Hal itu tercermin ketika Nazi dan Kekaisaran Jepang menandatangani Pakta Anti-Komintern pada 25 November 1936. Setahun kemudian baru Italia bergabung dengan pakta tersebut pada 6 November 1937.
Selain itu, Argumen Srivanto soal motif kepentingan praktis dalam kolaborasi dengan Nazi ada benarnya. Tampaknya hal itu pula yang membuat Jepang, mau menandatangani Pakta Tripartit.
Mengutip BBC, Jepang sebenarnya sudah ketar-ketir terhadap Jerman setelah negara tersebut menyerbu Prancis dan seluruh Eropa barat pada 1940.
Jepang khawatir Jerman akan memegang kendali juga atas Indochina dan Hinda Belanda. Padahal wilayah tersebut merupakan bagian dari jalur pasokan vital Jepang untuk sumber daya manusia dan material mereka.

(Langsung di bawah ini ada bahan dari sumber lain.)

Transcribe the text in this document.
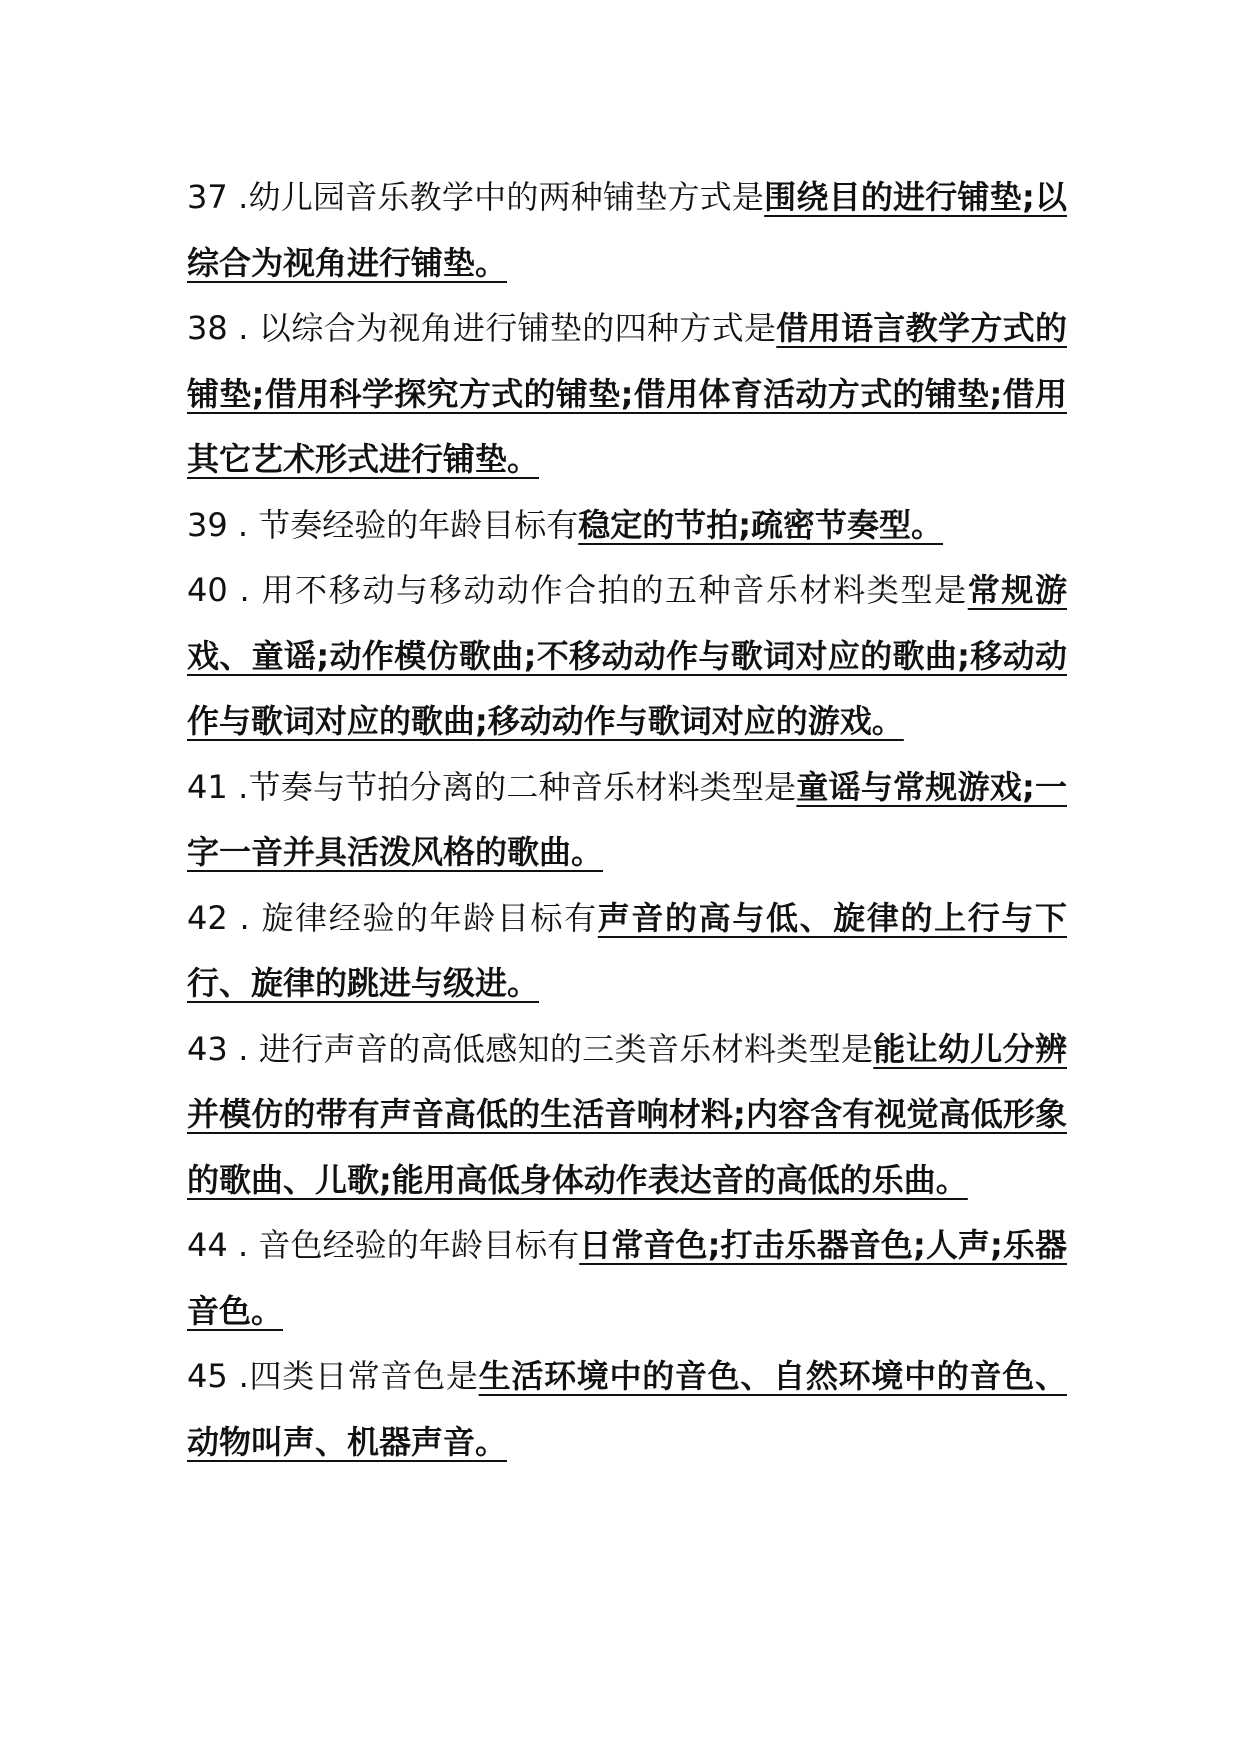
37 .幼儿园音乐教学中的两种铺垫方式是围绕目的进行铺垫;以综合为视角进行铺垫。

38 . 以综合为视角进行铺垫的四种方式是借用语言教学方式的铺垫;借用科学探究方式的铺垫;借用体育活动方式的铺垫;借用其它艺术形式进行铺垫。

39 . 节奏经验的年龄目标有稳定的节拍;疏密节奏型。

40 . 用不移动与移动动作合拍的五种音乐材料类型是常规游戏、童谣;动作模仿歌曲;不移动动作与歌词对应的歌曲;移动动作与歌词对应的歌曲;移动动作与歌词对应的游戏。

41 .节奏与节拍分离的二种音乐材料类型是童谣与常规游戏;一字一音并具活泼风格的歌曲。

42 . 旋律经验的年龄目标有声音的高与低、旋律的上行与下行、旋律的跳进与级进。

43 . 进行声音的高低感知的三类音乐材料类型是能让幼儿分辨并模仿的带有声音高低的生活音响材料;内容含有视觉高低形象的歌曲、儿歌;能用高低身体动作表达音的高低的乐曲。

44 . 音色经验的年龄目标有日常音色;打击乐器音色;人声;乐器音色。

45 .四类日常音色是生活环境中的音色、自然环境中的音色、动物叫声、机器声音。
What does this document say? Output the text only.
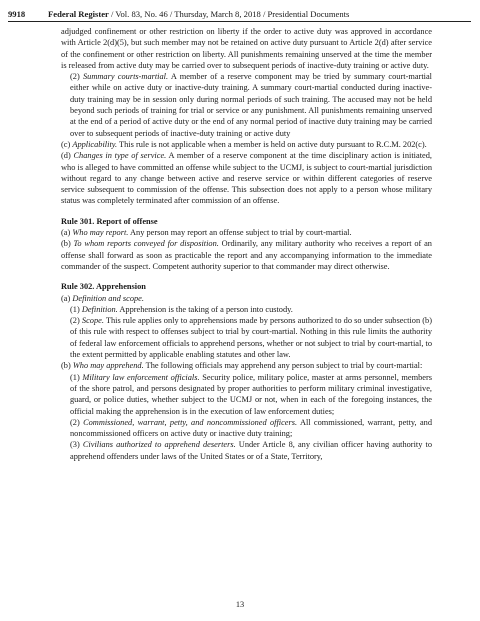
9918	Federal Register / Vol. 83, No. 46 / Thursday, March 8, 2018 / Presidential Documents

adjudged confinement or other restriction on liberty if the order to active duty was approved in accordance with Article 2(d)(5), but such member may not be retained on active duty pursuant to Article 2(d) after service of the confinement or other restriction on liberty. All punishments remaining unserved at the time the member is released from active duty may be carried over to subsequent periods of inactive-duty training or active duty.

(2) Summary courts-martial. A member of a reserve component may be tried by summary court-martial either while on active duty or inactive-duty training. A summary court-martial conducted during inactive-duty training may be in session only during normal periods of such training. The accused may not be held beyond such periods of training for trial or service or any punishment. All punishments remaining unserved at the end of a period of active duty or the end of any normal period of inactive duty training may be carried over to subsequent periods of inactive-duty training or active duty

(c) Applicability. This rule is not applicable when a member is held on active duty pursuant to R.C.M. 202(c).

(d) Changes in type of service. A member of a reserve component at the time disciplinary action is initiated, who is alleged to have committed an offense while subject to the UCMJ, is subject to court-martial jurisdiction without regard to any change between active and reserve service or within different categories of reserve service subsequent to commission of the offense. This subsection does not apply to a person whose military status was completely terminated after commission of an offense.

Rule 301. Report of offense

(a) Who may report. Any person may report an offense subject to trial by court-martial.

(b) To whom reports conveyed for disposition. Ordinarily, any military authority who receives a report of an offense shall forward as soon as practicable the report and any accompanying information to the immediate commander of the suspect. Competent authority superior to that commander may direct otherwise.

Rule 302. Apprehension

(a) Definition and scope.

(1) Definition. Apprehension is the taking of a person into custody.

(2) Scope. This rule applies only to apprehensions made by persons authorized to do so under subsection (b) of this rule with respect to offenses subject to trial by court-martial. Nothing in this rule limits the authority of federal law enforcement officials to apprehend persons, whether or not subject to trial by court-martial, to the extent permitted by applicable enabling statutes and other law.

(b) Who may apprehend. The following officials may apprehend any person subject to trial by court-martial:

(1) Military law enforcement officials. Security police, military police, master at arms personnel, members of the shore patrol, and persons designated by proper authorities to perform military criminal investigative, guard, or police duties, whether subject to the UCMJ or not, when in each of the foregoing instances, the official making the apprehension is in the execution of law enforcement duties;

(2) Commissioned, warrant, petty, and noncommissioned officers. All commissioned, warrant, petty, and noncommissioned officers on active duty or inactive duty training;

(3) Civilians authorized to apprehend deserters. Under Article 8, any civilian officer having authority to apprehend offenders under laws of the United States or of a State, Territory,

13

Negara Sakura khawatir Nazi akan memengaruhi kepentingan mereka di Asia Tenggara. Mereka juga tidak optimis tentang niat jangka panjang Hitler.
BACA JUGA:
Oleh karena itu, Menteri Luar Negeri Matsuoka menganjurkan penguatan hubungan politik dengan negara-negara fasis. Karena itulah Jepang akhirnya menyepakati Pakta Tripartit.
Pada saat yang sama, Jepang dihadapkan pada pengepungan ABCD (Amerika, Britania Raya (Inggris), China dan Belanda) yang mengancam "pasar" Jepang dan kepentingannya di Asia. Dengan demikian, Jepang merasa perlu memperkuat posisinya mereka.